According to Marques, who is conducting research in partnership with colleagues in Argentina and with FAPESP’s support, as well as leading a Thematic Project on diversification patterns and processes in cnidarians, it is not yet possible to estimate the damage done to the population of K. corbini that inhabits the coast of Espírito Santo by the flood of toxic waste from Mariana because sporadic mud spills continue to occur. The contents of the burst tailings dam initially surged approximately 650 km along the Doce, one of the most important South American rivers, causing massive mortality of its biota, most of which was buried or suffocated by the toxic sludge.

“Many animals, algae and plants will obviously disappear as a result of the formation of thick sediment deposits because they weren’t equipped to deal with catastrophes of this magnitude,” Marques said. “The Mariana environmental disaster is comparable to volcanic eruptions on small islands, which destroy a vast array of species living in the vicinity.”

The real extent of the damage cannot be gauged because the process is ongoing.

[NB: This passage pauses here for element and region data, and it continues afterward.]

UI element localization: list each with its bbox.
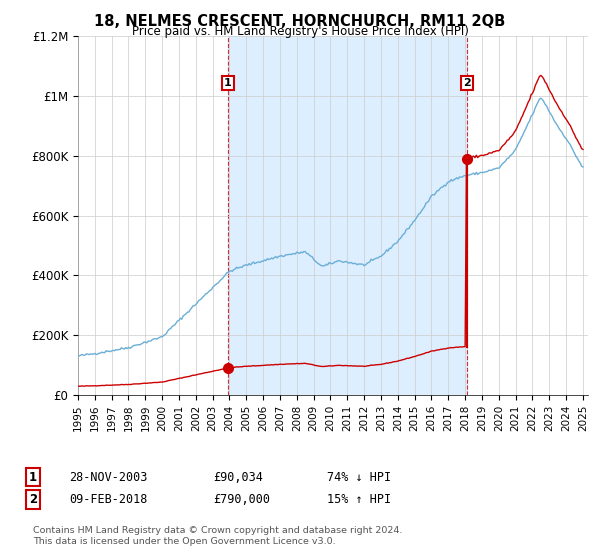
- Text: £790,000: £790,000: [213, 493, 270, 506]
- Bar: [228, 36, 467, 395]
- Text: £90,034: £90,034: [213, 470, 263, 484]
- Text: 1: 1: [224, 78, 232, 88]
- Text: 18, NELMES CRESCENT, HORNCHURCH, RM11 2QB: 18, NELMES CRESCENT, HORNCHURCH, RM11 2Q…: [94, 14, 506, 29]
- Text: Contains HM Land Registry data © Crown copyright and database right 2024.
This d: Contains HM Land Registry data © Crown c…: [33, 526, 403, 546]
- Text: 09-FEB-2018: 09-FEB-2018: [69, 493, 148, 506]
- Text: 1: 1: [29, 470, 37, 484]
- Text: 2: 2: [463, 78, 471, 88]
- Text: 28-NOV-2003: 28-NOV-2003: [69, 470, 148, 484]
- Text: 15% ↑ HPI: 15% ↑ HPI: [327, 493, 391, 506]
- Text: 74% ↓ HPI: 74% ↓ HPI: [327, 470, 391, 484]
- Text: 2: 2: [29, 493, 37, 506]
- Text: Price paid vs. HM Land Registry's House Price Index (HPI): Price paid vs. HM Land Registry's House …: [131, 25, 469, 38]
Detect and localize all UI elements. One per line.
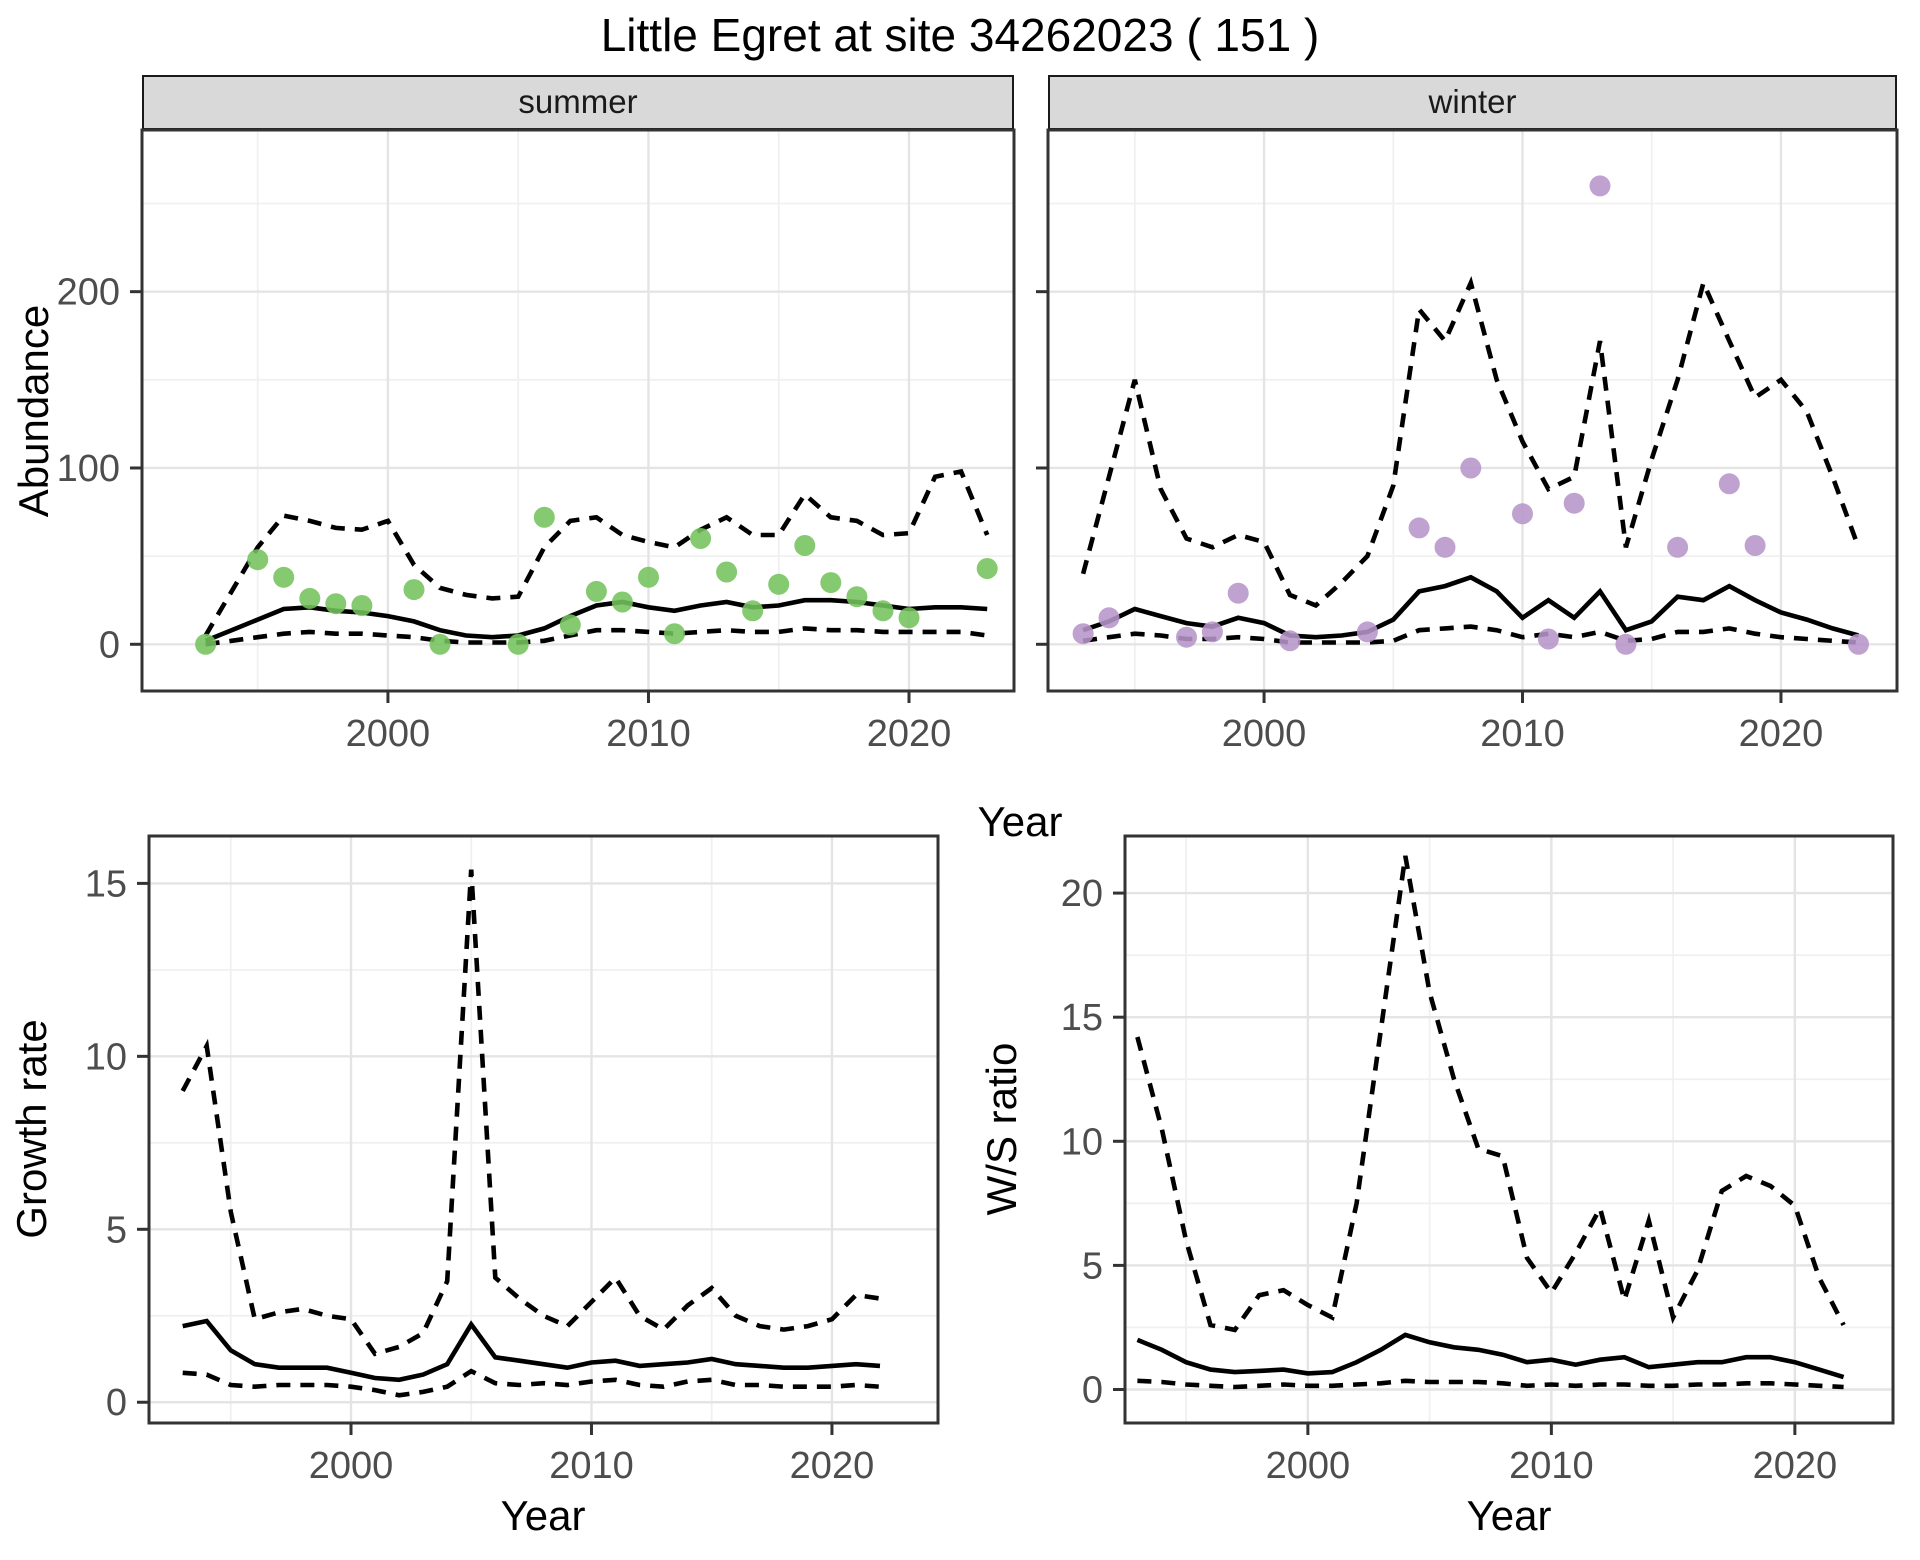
abundance-summer-observed-counts-point (273, 566, 295, 588)
abundance-summer-observed-counts-point (507, 633, 529, 655)
abundance-summer-lower-ci-line (205, 626, 988, 647)
abundance-winter-observed-counts-point (1201, 621, 1223, 643)
abundance-summer-observed-counts-point (794, 535, 816, 556)
ws-ratio-modelled-mean-line (1136, 1332, 1845, 1380)
y-tick-label: 0 (99, 624, 120, 666)
abundance-winter-observed-counts-point (1589, 175, 1611, 197)
abundance-summer-observed-counts-point (768, 573, 790, 595)
abundance-winter-observed-counts-point (1744, 535, 1766, 556)
abundance-winter-observed-counts-point (1434, 536, 1456, 558)
x-tick-label: 2010 (606, 713, 691, 755)
abundance-summer-observed-counts-point (533, 506, 555, 528)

The region affected will therefore have to be monitored for many years, including through surveys and comparisons at regular intervals, to understand the resilience and recoverability of the marine and continental environments alike.

“The area of the Espírito Santo littoral zone affected by the toxic mud from Mariana contained a huge diversity of cnidarians, with large populations of several species,” Marques said. “The marine substrate was occupied by several species called builders, such as soft coral, rhodoliths and other coralline algae, which create specific environments for the existence of other species.”

According to Brazil’s main environmental agencies, IBAMA and ICMBIO, by January the mud had affected a total of almost 7,000 square kilometers along the coast of Espírito Santo and may have reached Abrolhos, a coral reef region and one of the most biodiverse areas in the South Atlantic.

“For some time, we’d been monitoring cnidarians in the region and performing genome and transcriptome studies to find out how their DNA was responding to the environment in comparison with cold-water animals. However, now all these research possibilities have been lost, perhaps permanently,” Marques said.

In his opinion, the Mariana disaster is not an isolated case, but a consequence of mismanagement of the environment and marine conservation by Brazilian society.

“The disaster demonstrates the lack of importance given to sustainability and environmental conservation, which will be vital in future,” he said. “It reflects the inappropriate environmental policies in place. They must be improved at every level.”

The article “Hidden impacts of the Samarco mining waste dam collapse to Brazilian marine fauna – an example from the staurozoans (Cnidaria)” (doi: 10.1590/1676-0611-BN-2016-0169) by Marques and Miranda can be read in the journal Biota Neotropica at www.biotaneotropica.org.br/v16n2/en/abstract?point-of-view±bn00216022016.